For months, Washington Sens. Patty Murray and Maria Cantwell have argued, begged and maneuvered -- unsuccessfully -- to win a lucrative tax break for timber companies, a major source of jobs and political power in the Northwest.
And for just as long, Democrats Murray and Cantwell have repeatedly voted against full repeal of the estate tax, insisting that Republican proposals are an excessive gift to the super rich that will balloon an already enormous deficit. Instead, Murray and Cantwell have advocated more modest reform of a tax that, under current law, hits heirs of estates worth more than $2 million.
Now those unconnected issues have been joined in a make-or-break campaign by Republicans aimed squarely at Murray, Cantwell and a select few senators.

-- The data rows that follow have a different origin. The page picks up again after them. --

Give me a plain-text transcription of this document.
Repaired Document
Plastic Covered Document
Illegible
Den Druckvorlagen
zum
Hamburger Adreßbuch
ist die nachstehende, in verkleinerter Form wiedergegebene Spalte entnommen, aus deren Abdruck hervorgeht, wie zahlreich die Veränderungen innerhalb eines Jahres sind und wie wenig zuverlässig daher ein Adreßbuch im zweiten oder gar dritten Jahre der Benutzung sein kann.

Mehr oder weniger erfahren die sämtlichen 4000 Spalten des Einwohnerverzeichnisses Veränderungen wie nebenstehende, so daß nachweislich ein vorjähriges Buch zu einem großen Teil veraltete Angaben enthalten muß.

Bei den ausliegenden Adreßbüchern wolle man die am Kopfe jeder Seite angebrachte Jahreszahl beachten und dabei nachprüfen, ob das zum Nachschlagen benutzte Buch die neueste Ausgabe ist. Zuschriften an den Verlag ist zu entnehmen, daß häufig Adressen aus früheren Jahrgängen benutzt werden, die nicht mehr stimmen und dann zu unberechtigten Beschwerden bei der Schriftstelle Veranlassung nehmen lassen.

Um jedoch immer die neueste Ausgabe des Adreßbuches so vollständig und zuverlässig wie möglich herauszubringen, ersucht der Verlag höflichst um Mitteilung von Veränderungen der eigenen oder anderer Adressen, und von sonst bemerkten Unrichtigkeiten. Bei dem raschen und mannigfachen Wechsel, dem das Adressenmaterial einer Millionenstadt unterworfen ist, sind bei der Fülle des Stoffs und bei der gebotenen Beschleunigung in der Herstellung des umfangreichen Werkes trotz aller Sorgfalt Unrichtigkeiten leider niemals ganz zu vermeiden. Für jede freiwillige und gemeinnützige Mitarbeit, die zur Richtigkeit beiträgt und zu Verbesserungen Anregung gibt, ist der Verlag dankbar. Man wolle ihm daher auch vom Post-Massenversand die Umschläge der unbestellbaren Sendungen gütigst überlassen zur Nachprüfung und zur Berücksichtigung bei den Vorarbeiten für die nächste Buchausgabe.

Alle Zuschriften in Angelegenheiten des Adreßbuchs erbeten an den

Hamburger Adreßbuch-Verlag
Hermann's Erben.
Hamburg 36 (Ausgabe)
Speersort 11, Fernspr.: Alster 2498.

In an effort to squeeze out the additional votes they need in the Senate to pass a major cut in the estate tax, Republicans added a timber provision that would exclude from the highest corporate tax rate 60% of timber sales for such companies as Weyerhaeuser and International Paper.
So far, the gambit does not seem to be working.
Murray and Cantwell have both said they are undecided about their vote, which is now expected after the Senate returns from the July 4th break. Their public comments on a bill the House passed June 22 have been underwhelming.
And that's not the only problem Republicans face. In a surprise move, GOP leaders in the Senate pulled the bill this week after failing to smooth over dissent within their ranks between conservatives who want a complete repeal and moderates who worry about the cost.